To make this easier to explain we can repeat this analysis after stratifying by treatment.
root_growth_inh0.int <- aov(percent_inh ~ TIR1*AFB1, data = filter(root_growth_inh, treatment == 0))
summary(root_growth_inh0.int)
## Df Sum Sq Mean Sq F value Pr(>F)
## TIR1 1 43 42.5 0.26 0.611331
## AFB1 1 2030 2030.3 12.40 0.000598 ***
## TIR1:AFB1 1 1700 1700.0 10.38 0.001619 **
## Residuals 127 20800 163.8
## ---
## Signif. codes: 0 '***' 0.001 '**' 0.01 '*' 0.05 '.' 0.1 ' ' 1
This matches expectations mostly, I would have expected AFB1 to have less effect, but in this model the double mutant is also contributing to this effect size. The interaction here is still a strong effect. 100 nM should be more telling even.
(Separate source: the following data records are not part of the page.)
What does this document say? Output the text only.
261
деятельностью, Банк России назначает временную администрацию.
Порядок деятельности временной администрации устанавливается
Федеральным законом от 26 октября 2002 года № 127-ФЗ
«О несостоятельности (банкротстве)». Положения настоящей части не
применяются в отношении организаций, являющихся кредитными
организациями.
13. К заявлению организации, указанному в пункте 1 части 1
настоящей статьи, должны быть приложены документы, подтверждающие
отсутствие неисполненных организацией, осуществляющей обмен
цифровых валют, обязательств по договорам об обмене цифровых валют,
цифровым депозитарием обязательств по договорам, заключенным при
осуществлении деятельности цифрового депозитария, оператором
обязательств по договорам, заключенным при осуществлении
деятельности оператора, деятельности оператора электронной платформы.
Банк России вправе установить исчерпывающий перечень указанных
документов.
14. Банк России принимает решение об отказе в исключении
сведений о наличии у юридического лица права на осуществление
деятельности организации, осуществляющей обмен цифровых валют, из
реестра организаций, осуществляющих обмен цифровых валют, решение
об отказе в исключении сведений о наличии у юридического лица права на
root_growth_inh100.int <- aov(percent_inh ~ TIR1*AFB1, data = filter(root_growth_inh, treatment == 100))
summary(root_growth_inh100.int)
## Df Sum Sq Mean Sq F value Pr(>F)
## TIR1 1 9623 9623 85.129 9.93e-16 ***
## AFB1 1 84 84 0.746 0.38945
## TIR1:AFB1 1 1407 1407 12.445 0.00059 ***
## Residuals 123 13903 113
## ---
## Signif. codes: 0 '***' 0.001 '**' 0.01 '*' 0.05 '.' 0.1 ' ' 1
Very interesting, TIR1 has a very strong effect as expected at this high auxin concentration, whereas AFB1 does not, but the interaction term is significant at both 0 nM and 100 nM IAA.